NATO officials say privately they are increasingly concerned that the United Nations, which will soon hand over administration of the territory to a European Union police and judicial mission, does not have adequate resources to deal with the partition threat.

Over the past few weeks, hundreds of Serb police officers have left Kosovo’s multiethnic police force and pledged their allegiance to Belgrade. This has made the UN more dependent than ever on NATO.

Peter Feith, head of the EU mission that will shortly take over administration of the province from the UN, said in an interview this month that the EU was determined not to allow partition to become a political reality and would work to ensure that Kosovo remained a multiethnic state in which both communities lived side by side.

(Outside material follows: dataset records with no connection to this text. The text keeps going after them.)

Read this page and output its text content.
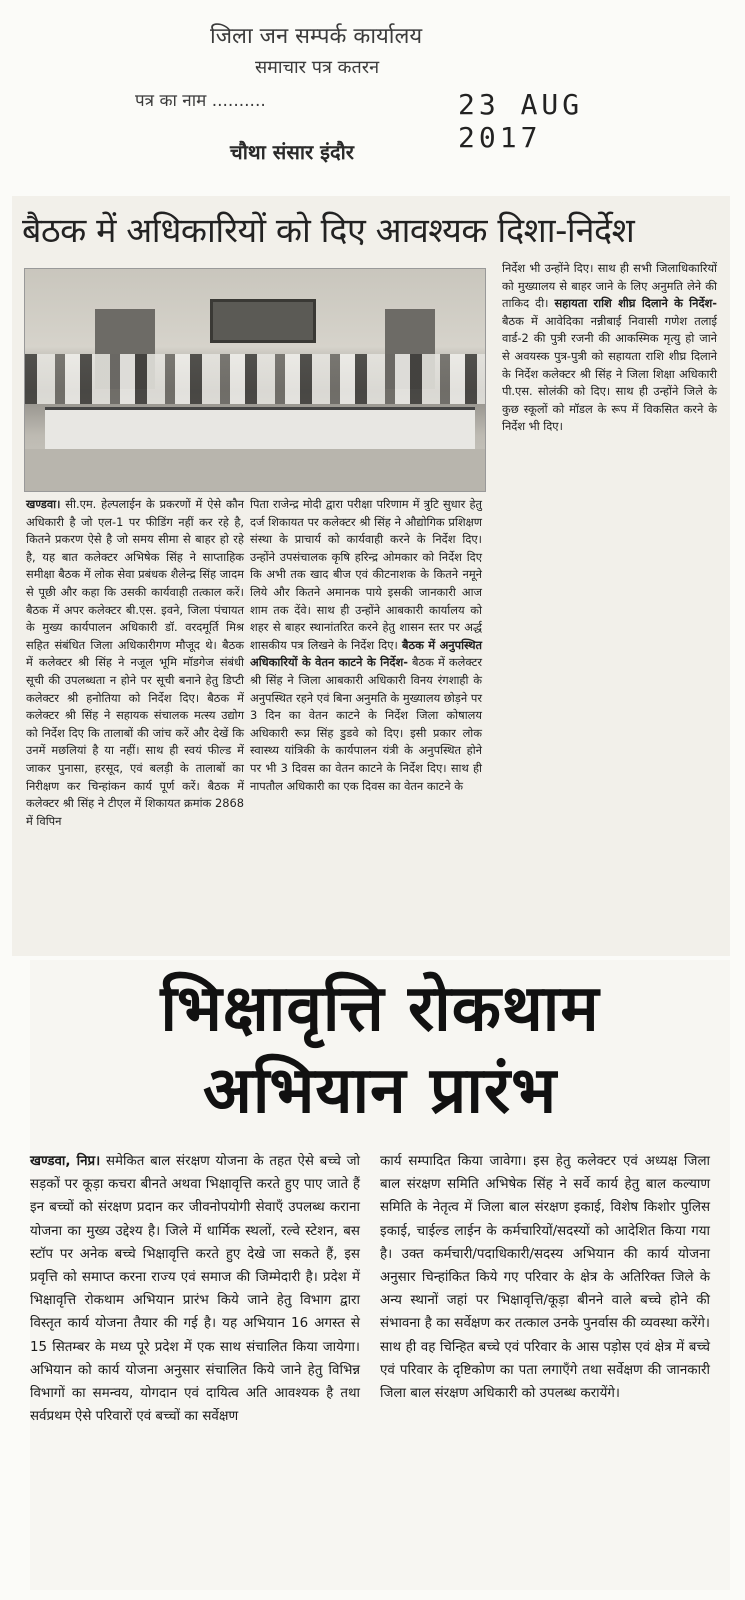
जिला जन सम्पर्क कार्यालय
समाचार पत्र कतरन
पत्र का नाम ..........	23 AUG 2017
चौथा संसार इंदौर
बैठक में अधिकारियों को दिए आवश्यक दिशा-निर्देश

खण्डवा। सी.एम. हेल्पलाईन के प्रकरणों में ऐसे कौन अधिकारी है जो एल-1 पर फीडिंग नहीं कर रहे है, कितने प्रकरण ऐसे है जो समय सीमा से बाहर हो रहे है, यह बात कलेक्टर अभिषेक सिंह ने साप्ताहिक समीक्षा बैठक में लोक सेवा प्रबंधक शैलेन्द्र सिंह जादम से पूछी और कहा कि उसकी कार्यवाही तत्काल करें। बैठक में अपर कलेक्टर बी.एस. इवने, जिला पंचायत के मुख्य कार्यपालन अधिकारी डॉ. वरदमूर्ति मिश्र सहित संबंधित जिला अधिकारीगण मौजूद थे। बैठक में कलेक्टर श्री सिंह ने नजूल भूमि मॉडगेज संबंधी सूची की उपलब्धता न होने पर सूची बनाने हेतु डिप्टी कलेक्टर श्री हनोतिया को निर्देश दिए। बैठक में कलेक्टर श्री सिंह ने सहायक संचालक मत्स्य उद्योग को निर्देश दिए कि तालाबों की जांच करें और देखें कि उनमें मछलियां है या नहीं। साथ ही स्वयं फील्ड में जाकर पुनासा, हरसूद, एवं बलड़ी के तालाबों का निरीक्षण कर चिन्हांकन कार्य पूर्ण करें। बैठक में कलेक्टर श्री सिंह ने टीएल में शिकायत क्रमांक 2868 में विपिन

पिता राजेन्द्र मोदी द्वारा परीक्षा परिणाम में त्रुटि सुधार हेतु दर्ज शिकायत पर कलेक्टर श्री सिंह ने औद्योगिक प्रशिक्षण संस्था के प्राचार्य को कार्यवाही करने के निर्देश दिए। उन्होंने उपसंचालक कृषि हरिन्द्र ओमकार को निर्देश दिए कि अभी तक खाद बीज एवं कीटनाशक के कितने नमूने लिये और कितने अमानक पाये इसकी जानकारी आज शाम तक देंवे। साथ ही उन्होंने आबकारी कार्यालय को शहर से बाहर स्थानांतरित करने हेतु शासन स्तर पर अर्द्ध शासकीय पत्र लिखने के निर्देश दिए। बैठक में अनुपस्थित अधिकारियों के वेतन काटने के निर्देश- बैठक में कलेक्टर श्री सिंह ने जिला आबकारी अधिकारी विनय रंगशाही के अनुपस्थित रहने एवं बिना अनुमति के मुख्यालय छोड़ने पर 3 दिन का वेतन काटने के निर्देश जिला कोषालय अधिकारी रूप्न सिंह डुडवे को दिए। इसी प्रकार लोक स्वास्थ्य यांत्रिकी के कार्यपालन यंत्री के अनुपस्थित होने पर भी 3 दिवस का वेतन काटने के निर्देश दिए। साथ ही नापतौल अधिकारी का एक दिवस का वेतन काटने के

निर्देश भी उन्होंने दिए। साथ ही सभी जिलाधिकारियों को मुख्यालय से बाहर जाने के लिए अनुमति लेने की ताकिद दी। सहायता राशि शीघ्र दिलाने के निर्देश- बैठक में आवेदिका नन्नीबाई निवासी गणेश तलाई वार्ड-2 की पुत्री रजनी की आकस्मिक मृत्यु हो जाने से अवयस्क पुत्र-पुत्री को सहायता राशि शीघ्र दिलाने के निर्देश कलेक्टर श्री सिंह ने जिला शिक्षा अधिकारी पी.एस. सोलंकी को दिए। साथ ही उन्होंने जिले के कुछ स्कूलों को मॉडल के रूप में विकसित करने के निर्देश भी दिए।

भिक्षावृत्ति रोकथाम
अभियान प्रारंभ

खण्डवा, निप्र। समेकित बाल संरक्षण योजना के तहत ऐसे बच्चे जो सड़कों पर कूड़ा कचरा बीनते अथवा भिक्षावृत्ति करते हुए पाए जाते हैं इन बच्चों को संरक्षण प्रदान कर जीवनोपयोगी सेवाएँ उपलब्ध कराना योजना का मुख्य उद्देश्य है। जिले में धार्मिक स्थलों, रल्वे स्टेशन, बस स्टॉप पर अनेक बच्चे भिक्षावृत्ति करते हुए देखे जा सकते हैं, इस प्रवृत्ति को समाप्त करना राज्य एवं समाज की जिम्मेदारी है। प्रदेश में भिक्षावृत्ति रोकथाम अभियान प्रारंभ किये जाने हेतु विभाग द्वारा विस्तृत कार्य योजना तैयार की गई है। यह अभियान 16 अगस्त से 15 सितम्बर के मध्य पूरे प्रदेश में एक साथ संचालित किया जायेगा। अभियान को कार्य योजना अनुसार संचालित किये जाने हेतु विभिन्न विभागों का समन्वय, योगदान एवं दायित्व अति आवश्यक है तथा सर्वप्रथम ऐसे परिवारों एवं बच्चों का सर्वेक्षण

कार्य सम्पादित किया जावेगा। इस हेतु कलेक्टर एवं अध्यक्ष जिला बाल संरक्षण समिति अभिषेक सिंह ने सर्वे कार्य हेतु बाल कल्याण समिति के नेतृत्व में जिला बाल संरक्षण इकाई, विशेष किशोर पुलिस इकाई, चाईल्ड लाईन के कर्मचारियों/सदस्यों को आदेशित किया गया है। उक्त कर्मचारी/पदाधिकारी/सदस्य अभियान की कार्य योजना अनुसार चिन्हांकित किये गए परिवार के क्षेत्र के अतिरिक्त जिले के अन्य स्थानों जहां पर भिक्षावृत्ति/कूड़ा बीनने वाले बच्चे होने की संभावना है का सर्वेक्षण कर तत्काल उनके पुनर्वास की व्यवस्था करेंगे। साथ ही वह चिन्हित बच्चे एवं परिवार के आस पड़ोस एवं क्षेत्र में बच्चे एवं परिवार के दृष्टिकोण का पता लगाएँगे तथा सर्वेक्षण की जानकारी जिला बाल संरक्षण अधिकारी को उपलब्ध करायेंगे।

But many senior EU officials admit privately that if Serbs continue to push for partition, there is little the EU can do to prevent it. Countries like Britain or France could protest formally at the UN Security Council. But such appeals would face resistance from Serbia’s ally Russia, which has a veto on the council and argues that Kosovo’s independence is a breach of international law.

In Belgrade, Prime Minister Vojislav Kostunica condemned “the use of force against Serbs who are opposing the introduction of a false state on Serbia’s territory.”

Accusing NATO of “implementing a policy of force against Serbia,” he said he was consulting with Russia on how to jointly respond.

Serbian hard-liners are eager to invite Russian peacekeepers into northern Kosovo. But Western diplomats say such a move would undermine the EU, UN and NATO missions while further aggravating tensions.

The deputy prime minister of Kosovo, Hajredin Kuqi, on Monday called on NATO not to end its operations and defended the alliance’s actions. “There can be no compromise when it comes to the rule of law,” he said.